What Are the Key Failure Modes in Forecast Evaluation?
Evaluation on Wrong Distribution
Models evaluated on artificially balanced data or filtered subsets show inflated accuracy. Evaluation must use the same distribution the model will encounter in production. If 20% of products have sparse history, include them in evaluation even if they drag down metrics. Excluding hard cases creates false confidence.

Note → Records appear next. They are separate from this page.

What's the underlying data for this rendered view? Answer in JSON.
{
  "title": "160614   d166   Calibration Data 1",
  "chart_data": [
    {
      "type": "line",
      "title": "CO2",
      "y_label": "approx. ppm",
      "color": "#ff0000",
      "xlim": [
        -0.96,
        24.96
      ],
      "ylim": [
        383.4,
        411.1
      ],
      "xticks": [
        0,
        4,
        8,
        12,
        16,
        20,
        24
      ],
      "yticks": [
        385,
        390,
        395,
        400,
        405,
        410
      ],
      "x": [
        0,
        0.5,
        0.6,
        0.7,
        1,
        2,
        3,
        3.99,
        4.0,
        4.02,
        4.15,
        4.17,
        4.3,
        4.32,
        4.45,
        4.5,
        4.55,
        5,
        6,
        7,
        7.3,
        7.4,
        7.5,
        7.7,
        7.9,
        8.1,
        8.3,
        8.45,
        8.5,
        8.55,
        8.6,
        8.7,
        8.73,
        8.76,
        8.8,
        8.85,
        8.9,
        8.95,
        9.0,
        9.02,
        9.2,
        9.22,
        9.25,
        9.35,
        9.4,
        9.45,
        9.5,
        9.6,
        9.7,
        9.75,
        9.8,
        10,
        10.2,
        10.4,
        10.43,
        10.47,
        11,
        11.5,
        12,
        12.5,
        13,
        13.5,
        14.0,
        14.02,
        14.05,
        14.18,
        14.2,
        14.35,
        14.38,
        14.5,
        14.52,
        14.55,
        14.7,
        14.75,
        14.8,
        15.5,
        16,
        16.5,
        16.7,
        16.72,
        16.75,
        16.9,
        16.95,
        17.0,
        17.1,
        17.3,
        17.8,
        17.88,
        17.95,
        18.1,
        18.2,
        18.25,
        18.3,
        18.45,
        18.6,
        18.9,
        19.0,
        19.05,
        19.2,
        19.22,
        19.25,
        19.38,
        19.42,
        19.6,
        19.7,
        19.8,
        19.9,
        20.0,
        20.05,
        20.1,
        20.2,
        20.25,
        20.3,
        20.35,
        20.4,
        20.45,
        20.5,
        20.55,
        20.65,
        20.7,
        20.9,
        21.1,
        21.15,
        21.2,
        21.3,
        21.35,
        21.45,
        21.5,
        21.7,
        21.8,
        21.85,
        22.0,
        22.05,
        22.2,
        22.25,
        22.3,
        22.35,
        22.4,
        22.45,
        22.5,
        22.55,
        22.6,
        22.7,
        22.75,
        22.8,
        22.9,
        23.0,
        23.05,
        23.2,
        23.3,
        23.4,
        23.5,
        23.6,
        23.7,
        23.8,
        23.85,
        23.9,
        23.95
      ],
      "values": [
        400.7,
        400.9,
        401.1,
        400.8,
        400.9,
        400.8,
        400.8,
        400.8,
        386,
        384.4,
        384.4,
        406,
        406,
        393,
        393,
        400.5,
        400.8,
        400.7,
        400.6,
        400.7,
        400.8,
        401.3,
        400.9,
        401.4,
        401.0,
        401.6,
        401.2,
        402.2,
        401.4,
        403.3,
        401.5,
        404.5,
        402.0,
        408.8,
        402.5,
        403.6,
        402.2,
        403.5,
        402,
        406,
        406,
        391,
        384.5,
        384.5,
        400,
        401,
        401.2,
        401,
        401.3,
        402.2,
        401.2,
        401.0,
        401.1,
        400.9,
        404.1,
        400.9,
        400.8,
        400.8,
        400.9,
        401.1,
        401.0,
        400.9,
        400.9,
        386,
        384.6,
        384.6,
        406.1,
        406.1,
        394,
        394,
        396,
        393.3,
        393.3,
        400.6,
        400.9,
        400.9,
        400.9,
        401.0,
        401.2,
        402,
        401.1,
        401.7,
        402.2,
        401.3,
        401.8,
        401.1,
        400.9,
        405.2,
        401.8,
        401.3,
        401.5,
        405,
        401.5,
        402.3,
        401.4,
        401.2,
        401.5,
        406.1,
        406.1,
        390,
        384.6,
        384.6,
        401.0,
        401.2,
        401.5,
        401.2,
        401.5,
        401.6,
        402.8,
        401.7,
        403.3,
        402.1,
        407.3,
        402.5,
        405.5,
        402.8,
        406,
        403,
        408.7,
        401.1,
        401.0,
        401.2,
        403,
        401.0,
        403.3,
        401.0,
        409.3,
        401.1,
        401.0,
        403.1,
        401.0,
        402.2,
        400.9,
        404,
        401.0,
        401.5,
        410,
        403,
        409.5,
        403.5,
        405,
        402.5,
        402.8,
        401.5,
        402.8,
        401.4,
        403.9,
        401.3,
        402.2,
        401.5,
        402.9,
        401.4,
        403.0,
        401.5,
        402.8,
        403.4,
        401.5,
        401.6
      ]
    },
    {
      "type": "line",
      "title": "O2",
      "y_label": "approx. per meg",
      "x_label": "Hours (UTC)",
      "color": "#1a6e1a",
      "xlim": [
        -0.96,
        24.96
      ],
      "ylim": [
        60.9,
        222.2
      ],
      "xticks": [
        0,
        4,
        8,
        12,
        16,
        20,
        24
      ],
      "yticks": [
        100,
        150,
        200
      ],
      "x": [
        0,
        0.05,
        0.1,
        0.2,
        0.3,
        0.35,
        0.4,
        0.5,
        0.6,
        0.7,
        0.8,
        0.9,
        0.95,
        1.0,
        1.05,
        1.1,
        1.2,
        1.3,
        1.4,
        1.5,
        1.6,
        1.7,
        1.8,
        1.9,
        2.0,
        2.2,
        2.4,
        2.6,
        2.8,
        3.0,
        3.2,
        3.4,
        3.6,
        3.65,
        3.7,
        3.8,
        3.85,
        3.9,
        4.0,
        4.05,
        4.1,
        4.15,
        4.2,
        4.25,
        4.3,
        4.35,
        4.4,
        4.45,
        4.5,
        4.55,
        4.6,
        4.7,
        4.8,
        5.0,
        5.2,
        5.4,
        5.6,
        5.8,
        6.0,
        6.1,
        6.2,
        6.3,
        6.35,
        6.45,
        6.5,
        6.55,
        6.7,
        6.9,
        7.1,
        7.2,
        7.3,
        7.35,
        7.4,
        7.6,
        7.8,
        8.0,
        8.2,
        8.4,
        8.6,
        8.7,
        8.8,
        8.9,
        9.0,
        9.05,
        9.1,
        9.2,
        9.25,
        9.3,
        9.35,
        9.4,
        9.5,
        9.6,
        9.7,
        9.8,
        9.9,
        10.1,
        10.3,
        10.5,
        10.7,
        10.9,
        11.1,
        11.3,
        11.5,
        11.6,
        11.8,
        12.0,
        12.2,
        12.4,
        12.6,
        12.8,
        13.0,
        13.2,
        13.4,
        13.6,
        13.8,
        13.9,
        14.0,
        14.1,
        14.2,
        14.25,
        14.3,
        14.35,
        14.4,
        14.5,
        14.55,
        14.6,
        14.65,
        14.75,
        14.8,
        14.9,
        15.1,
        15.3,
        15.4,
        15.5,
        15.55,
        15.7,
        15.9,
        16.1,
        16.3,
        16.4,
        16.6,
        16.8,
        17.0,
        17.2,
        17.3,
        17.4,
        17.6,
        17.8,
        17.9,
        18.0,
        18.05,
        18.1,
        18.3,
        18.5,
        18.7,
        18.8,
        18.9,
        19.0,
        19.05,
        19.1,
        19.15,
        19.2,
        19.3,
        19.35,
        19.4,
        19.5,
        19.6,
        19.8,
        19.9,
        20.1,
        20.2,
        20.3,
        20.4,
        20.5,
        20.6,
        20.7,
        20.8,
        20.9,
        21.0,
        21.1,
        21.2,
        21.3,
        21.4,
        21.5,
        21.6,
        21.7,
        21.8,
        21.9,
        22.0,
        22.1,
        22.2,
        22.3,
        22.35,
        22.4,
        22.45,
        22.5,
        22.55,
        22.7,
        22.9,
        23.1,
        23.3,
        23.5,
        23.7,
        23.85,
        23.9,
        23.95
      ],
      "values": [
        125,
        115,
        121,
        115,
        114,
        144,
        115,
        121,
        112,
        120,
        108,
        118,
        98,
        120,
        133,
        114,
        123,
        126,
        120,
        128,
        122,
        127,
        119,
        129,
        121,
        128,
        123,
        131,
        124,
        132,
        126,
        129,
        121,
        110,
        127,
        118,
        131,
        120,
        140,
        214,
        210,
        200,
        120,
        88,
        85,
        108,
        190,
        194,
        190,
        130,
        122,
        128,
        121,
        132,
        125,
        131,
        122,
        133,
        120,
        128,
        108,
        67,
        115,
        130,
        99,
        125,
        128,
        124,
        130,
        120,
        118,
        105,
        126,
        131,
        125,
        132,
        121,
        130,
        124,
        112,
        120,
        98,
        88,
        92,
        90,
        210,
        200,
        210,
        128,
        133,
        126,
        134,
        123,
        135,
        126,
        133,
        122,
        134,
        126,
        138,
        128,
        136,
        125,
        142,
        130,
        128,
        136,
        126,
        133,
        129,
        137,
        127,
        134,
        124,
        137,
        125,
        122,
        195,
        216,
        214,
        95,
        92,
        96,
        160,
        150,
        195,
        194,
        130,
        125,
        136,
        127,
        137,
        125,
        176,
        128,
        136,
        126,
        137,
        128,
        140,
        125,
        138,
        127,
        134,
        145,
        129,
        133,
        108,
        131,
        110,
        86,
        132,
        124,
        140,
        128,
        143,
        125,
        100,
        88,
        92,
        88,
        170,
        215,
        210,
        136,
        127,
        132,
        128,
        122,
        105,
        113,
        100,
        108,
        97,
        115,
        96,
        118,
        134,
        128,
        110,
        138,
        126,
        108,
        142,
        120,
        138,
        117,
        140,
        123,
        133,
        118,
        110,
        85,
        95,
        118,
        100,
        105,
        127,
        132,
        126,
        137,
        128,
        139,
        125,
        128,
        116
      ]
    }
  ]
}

Warning: Random train-test splits leak temporal information. A model that sees December test data during training implicitly learns December patterns. Always use time-based splits: train on past, test on future.
Metric-Model Mismatch
Models optimized for RMSE may show poor MAPE because RMSE ignores percentage scale. Models optimized for MAPE may underperform on business metrics that care about absolute error. Align training objective with evaluation metric, or accept the mismatch and tune hyperparameters on the metric that matters.
Ignoring Uncertainty
Point forecast metrics (MAPE, RMSE) do not evaluate prediction intervals. A model may have good point accuracy but produce intervals that are too narrow (overconfident) or too wide (uninformative). Evaluate interval coverage: do 90% prediction intervals actually contain 90% of actuals? Calibration matters for decision-making under uncertainty.
Coverage Test: For each confidence level (50%, 80%, 90%), compute what percentage of actuals fall within the predicted interval. Well-calibrated intervals show actual coverage matching stated confidence.
Survivorship Bias
Products that fail quickly disappear from evaluation datasets. Remaining products are inherently more predictable (they survived). This biases accuracy metrics upward. Include discontinued products in evaluation, or at least acknowledge the bias when reporting metrics.